The Fordham team won the national championship of the George Washington National Security Law Moot Court Competition, a premier interscholastic moot court event. In addition to its overall competition victory, the Fordham team captured all five additional awards, including Best Brief. Team member Michael C. Shapiro ’15 won Best Oralist and Best Overall Competitor while fellow member James Burbage ’15 took home Second Best Oralist and Second Best Overall Competitor. The team Editor was Jared Kasner ’14.
In the GW Competition, a team limited to two members must write two briefs, one for each side.
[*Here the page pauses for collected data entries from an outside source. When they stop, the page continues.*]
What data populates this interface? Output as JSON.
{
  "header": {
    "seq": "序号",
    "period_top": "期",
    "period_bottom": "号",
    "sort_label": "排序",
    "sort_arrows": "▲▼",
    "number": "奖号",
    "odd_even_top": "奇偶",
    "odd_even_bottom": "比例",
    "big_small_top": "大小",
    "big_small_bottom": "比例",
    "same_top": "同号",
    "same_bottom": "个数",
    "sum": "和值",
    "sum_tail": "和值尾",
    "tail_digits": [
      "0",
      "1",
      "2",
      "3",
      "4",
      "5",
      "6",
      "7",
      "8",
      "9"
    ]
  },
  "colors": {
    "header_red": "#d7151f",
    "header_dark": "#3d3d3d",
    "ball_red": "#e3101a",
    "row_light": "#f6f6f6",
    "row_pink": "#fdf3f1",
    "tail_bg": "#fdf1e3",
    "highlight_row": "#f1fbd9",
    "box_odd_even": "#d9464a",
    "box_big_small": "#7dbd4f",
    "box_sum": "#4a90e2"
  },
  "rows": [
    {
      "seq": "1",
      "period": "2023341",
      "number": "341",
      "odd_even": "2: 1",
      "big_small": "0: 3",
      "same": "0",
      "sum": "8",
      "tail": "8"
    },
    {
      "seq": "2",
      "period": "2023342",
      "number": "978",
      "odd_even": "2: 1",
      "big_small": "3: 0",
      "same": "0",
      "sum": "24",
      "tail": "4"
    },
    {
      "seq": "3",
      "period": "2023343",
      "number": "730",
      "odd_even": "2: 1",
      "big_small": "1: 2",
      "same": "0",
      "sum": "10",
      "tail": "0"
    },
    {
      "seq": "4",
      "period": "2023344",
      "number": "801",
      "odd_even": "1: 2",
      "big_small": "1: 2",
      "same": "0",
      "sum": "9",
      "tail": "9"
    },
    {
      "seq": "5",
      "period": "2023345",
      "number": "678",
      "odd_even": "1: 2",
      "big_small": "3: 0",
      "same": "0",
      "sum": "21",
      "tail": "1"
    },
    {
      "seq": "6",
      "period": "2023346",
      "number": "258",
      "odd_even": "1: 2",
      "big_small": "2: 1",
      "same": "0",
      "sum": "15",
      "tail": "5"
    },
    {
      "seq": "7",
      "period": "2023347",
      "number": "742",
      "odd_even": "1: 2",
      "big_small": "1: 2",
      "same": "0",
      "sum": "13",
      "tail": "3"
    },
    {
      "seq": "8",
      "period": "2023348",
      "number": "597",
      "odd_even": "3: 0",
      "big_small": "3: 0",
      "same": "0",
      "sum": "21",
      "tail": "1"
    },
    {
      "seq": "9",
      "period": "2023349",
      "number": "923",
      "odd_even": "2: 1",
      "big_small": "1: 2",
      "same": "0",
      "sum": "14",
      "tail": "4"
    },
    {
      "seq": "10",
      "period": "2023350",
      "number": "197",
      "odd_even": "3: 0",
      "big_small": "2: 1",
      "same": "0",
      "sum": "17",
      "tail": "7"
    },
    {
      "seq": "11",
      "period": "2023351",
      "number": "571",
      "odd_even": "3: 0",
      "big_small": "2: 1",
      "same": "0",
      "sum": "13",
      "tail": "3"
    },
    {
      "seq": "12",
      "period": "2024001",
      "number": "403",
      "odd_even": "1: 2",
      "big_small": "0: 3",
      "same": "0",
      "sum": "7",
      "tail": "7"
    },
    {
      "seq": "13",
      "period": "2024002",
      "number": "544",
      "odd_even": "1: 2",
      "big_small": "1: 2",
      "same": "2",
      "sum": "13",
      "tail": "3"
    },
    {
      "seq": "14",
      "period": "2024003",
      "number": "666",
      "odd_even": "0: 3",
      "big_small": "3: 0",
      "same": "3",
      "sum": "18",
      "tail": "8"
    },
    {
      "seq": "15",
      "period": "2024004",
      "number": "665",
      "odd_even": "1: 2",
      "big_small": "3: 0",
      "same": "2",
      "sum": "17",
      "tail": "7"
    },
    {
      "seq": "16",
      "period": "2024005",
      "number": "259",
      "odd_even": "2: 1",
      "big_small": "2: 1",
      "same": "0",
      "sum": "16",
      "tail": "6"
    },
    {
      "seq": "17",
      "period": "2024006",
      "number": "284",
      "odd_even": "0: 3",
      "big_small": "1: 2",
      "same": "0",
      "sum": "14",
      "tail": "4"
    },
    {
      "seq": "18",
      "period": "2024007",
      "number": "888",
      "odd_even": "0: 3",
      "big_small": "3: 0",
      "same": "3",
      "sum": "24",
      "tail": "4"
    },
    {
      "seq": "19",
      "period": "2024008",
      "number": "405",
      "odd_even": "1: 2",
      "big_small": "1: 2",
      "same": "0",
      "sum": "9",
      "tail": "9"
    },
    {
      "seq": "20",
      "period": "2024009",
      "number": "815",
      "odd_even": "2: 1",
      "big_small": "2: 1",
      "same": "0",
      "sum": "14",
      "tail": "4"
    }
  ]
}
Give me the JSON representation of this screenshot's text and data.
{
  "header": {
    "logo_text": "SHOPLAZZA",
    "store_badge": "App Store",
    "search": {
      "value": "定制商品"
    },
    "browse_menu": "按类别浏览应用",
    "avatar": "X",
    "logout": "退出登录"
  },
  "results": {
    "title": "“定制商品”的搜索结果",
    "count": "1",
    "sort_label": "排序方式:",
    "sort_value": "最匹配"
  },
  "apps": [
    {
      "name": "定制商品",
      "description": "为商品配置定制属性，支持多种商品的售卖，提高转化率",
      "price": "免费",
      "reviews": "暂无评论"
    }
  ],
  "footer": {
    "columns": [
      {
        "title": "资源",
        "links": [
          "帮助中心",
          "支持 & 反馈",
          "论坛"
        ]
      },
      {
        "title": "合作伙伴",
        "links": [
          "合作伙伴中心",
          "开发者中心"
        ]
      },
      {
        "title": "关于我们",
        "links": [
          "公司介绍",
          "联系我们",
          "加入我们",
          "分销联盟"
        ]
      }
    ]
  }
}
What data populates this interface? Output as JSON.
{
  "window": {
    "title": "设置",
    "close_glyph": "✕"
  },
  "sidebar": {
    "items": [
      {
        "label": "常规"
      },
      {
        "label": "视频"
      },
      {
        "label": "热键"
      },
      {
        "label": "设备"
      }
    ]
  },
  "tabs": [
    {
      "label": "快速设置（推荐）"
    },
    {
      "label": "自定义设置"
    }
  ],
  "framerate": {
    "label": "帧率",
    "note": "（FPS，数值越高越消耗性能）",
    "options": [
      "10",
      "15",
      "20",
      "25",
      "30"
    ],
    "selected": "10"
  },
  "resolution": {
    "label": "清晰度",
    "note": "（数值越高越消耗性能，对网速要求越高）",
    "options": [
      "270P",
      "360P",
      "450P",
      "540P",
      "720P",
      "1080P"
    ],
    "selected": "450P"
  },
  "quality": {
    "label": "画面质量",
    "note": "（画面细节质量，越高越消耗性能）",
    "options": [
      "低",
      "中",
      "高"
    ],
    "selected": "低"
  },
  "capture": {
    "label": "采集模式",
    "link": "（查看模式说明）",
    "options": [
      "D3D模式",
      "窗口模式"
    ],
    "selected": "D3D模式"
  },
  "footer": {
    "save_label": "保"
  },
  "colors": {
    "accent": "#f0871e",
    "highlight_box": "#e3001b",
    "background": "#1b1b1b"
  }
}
The case dealt with an employee of a private company that had a contract with the National Security Agency, who was charged with transmitting classified information relating to the national defense to a member of Congress, in violation of the Espionage Act. Armed American security agents captured the employee in a foreign country and interrogated him at length without giving him Miranda warnings while en route to the United States to face criminal charges.
The legal issues involved the following: 1) whether the court had jurisdiction over the employee and whether his un-Mirandized statements were admissible against him and 2) whether application of the Espionage Act to the conduct alleged presented a violation of the employee’s First and Fifth Amendment rights.
The judges for the final round of the competition were Hon. John Bates, United States District Court Judge; Brigadier General Richard Gross, Legal Counsel to the Chairman of the Joint Chiefs of Staff; and George Peirce, General Counsel of the Defense Intelligence Agency.
Professor Maria L. Marcus, the team’s faculty coach, said, “The team members wrote two extraordinary briefs that were the best in the competition. Then they cheerfully dominated the field orally as well. They excelled as multifaceted litigators.”